We pulled up at a desolate corrugated industrial block, from where a man waved towards our driver, who parked up between the building and a large dumping of stone shrapnel. Here he got out, gesturing us to stay put, and greeted the other man like an old friend. They disappeared walking around the building. We waited obediently for five, ten, fifteen minutes before they reappeared, casually wielding shovels. I giggled and put my hand over my thumping heart. “Daphne, why are they coming towards us with shovels?” Daphne, whose mood had relaxed between a silent resolve to never hitchhike again and acquiescence to the fact that she had to be in this stinking truck for the next four hours, shrugged her shoulders and put her sunglasses on to keep off the final throes of sun. “Probably not for us. Probably for whatever this truck’s carrying in the back.” I couldn’t help but think of corpses. The two men walked past the door and around to the back of the truck, oblivious to the fear they’d instilled in its two passengers.
Sivas appeared as a spattering of tiny lights in the silhouetted landscape. My paranoia had diffused since leaving the industrial sight in one piece and I had sunk into the rotten little bed of the red Mercedes truck feeling at ease with the journey and a little guilt at having doubted the man’s integrity. So courteous had been this gentle lone ranger in assuming responsibility of his foreign cargo that I now drew comfort from the stench of the mattress, associating it with his down-to-earth generosity. The rasp of his voice broke through the haze of passing thoughts. “Phone friend. Where you go in Sivas?” Of course, he would have to take directions from my friend Erdenay, who was actually a boy with a boy’s name and not really my friend at all. I began to spin a web. “Erdenay’s brother phone.” He dialled the number and I prayed that he wouldn’t ask the brother after his phantom sister Erdenay. After a loud conference, he put down the phone and said, ‘good boy’. I sat back, relieved that our host-to-be had won the good man’s approval and that no sister had been mentioned, or so it seemed, though I could fathom nothing from the variety of consonants exchanged between the two men. I guessed that the nice man had probably put two and two together but didn’t have the inclination or the language to mention it. I like to think he understood my little dilemma.
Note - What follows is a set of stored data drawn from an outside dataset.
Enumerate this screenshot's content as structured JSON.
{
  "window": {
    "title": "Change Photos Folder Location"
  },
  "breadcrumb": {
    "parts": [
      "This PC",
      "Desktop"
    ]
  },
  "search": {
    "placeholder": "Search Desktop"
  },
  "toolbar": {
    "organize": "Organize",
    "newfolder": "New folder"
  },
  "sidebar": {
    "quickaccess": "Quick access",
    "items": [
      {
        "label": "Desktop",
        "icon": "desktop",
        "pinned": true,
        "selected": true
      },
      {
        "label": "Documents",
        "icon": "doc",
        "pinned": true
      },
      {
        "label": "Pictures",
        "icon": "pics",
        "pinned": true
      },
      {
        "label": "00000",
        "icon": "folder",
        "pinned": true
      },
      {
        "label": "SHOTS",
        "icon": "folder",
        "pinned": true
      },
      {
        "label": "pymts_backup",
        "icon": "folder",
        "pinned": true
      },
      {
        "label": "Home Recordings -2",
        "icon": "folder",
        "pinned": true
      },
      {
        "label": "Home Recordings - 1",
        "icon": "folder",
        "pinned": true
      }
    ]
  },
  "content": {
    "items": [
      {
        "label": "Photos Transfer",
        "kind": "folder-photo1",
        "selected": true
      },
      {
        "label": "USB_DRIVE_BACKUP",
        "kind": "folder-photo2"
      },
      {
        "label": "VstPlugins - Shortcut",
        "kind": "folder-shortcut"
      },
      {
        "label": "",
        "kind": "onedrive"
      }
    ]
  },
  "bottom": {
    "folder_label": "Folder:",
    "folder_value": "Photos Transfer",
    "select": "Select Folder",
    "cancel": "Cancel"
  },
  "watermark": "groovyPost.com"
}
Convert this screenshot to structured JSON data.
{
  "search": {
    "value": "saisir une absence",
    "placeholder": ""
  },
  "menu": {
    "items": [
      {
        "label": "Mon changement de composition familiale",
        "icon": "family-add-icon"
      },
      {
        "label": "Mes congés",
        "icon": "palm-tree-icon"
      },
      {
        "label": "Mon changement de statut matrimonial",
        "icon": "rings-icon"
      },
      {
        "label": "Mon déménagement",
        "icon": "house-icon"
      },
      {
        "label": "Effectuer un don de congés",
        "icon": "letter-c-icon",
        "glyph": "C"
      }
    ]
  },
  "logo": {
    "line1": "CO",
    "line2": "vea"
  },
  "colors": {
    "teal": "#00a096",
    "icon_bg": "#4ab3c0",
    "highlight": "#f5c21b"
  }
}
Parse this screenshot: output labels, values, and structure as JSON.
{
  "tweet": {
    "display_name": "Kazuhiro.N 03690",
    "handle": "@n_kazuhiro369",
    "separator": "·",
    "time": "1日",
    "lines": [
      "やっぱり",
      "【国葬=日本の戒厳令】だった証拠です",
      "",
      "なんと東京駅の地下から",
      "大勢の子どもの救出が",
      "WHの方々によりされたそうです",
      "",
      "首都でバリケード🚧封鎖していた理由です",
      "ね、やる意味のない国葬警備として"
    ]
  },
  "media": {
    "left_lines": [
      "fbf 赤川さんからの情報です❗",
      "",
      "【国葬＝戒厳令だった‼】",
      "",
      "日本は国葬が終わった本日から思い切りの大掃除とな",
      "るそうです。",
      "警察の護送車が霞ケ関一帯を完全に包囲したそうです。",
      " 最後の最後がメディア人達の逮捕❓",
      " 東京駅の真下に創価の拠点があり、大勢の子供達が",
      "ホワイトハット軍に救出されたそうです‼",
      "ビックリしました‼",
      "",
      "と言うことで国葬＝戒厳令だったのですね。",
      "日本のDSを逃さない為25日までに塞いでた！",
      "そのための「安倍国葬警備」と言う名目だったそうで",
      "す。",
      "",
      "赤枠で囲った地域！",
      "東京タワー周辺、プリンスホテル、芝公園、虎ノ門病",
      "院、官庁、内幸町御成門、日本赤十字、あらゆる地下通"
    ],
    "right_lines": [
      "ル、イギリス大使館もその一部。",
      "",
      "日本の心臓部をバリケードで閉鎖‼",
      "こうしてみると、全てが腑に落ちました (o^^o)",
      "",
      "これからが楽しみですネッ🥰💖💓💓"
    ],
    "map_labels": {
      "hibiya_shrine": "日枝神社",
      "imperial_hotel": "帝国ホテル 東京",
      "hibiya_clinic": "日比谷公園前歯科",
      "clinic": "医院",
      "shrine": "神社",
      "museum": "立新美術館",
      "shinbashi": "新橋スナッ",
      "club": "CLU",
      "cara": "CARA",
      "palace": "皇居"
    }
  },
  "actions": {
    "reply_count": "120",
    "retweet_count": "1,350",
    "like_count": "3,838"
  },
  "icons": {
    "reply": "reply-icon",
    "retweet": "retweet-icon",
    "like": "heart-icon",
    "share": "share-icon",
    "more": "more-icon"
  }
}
We trundled into the small town of Sivas just before midnight, almost six hours after our uncertain departure from the roadside where we had prepared to pack in the day, each other and our trip. We were delivered directly to Erdenay’s brother, who awaited us by some traffic lights in the town centre. From his bum-sunken, cigarette-stained throne on high our driver told us to be careful and urged Erdenay’s brother to look after us. The door made a hollow slam before the red Mercedes truck lurched toward the green light. Our driver was headed to the city outskirts where he would park up for the night, lay down his head, smoke a cigarette, letting the fumes enshroud the seats, the flattened pillow and the two furry dice, before turning his side upon the filthy mattress and bashing one off, solitary, in darkness, a generous and gentle, old-looking middle-aged man on the long and lonely road.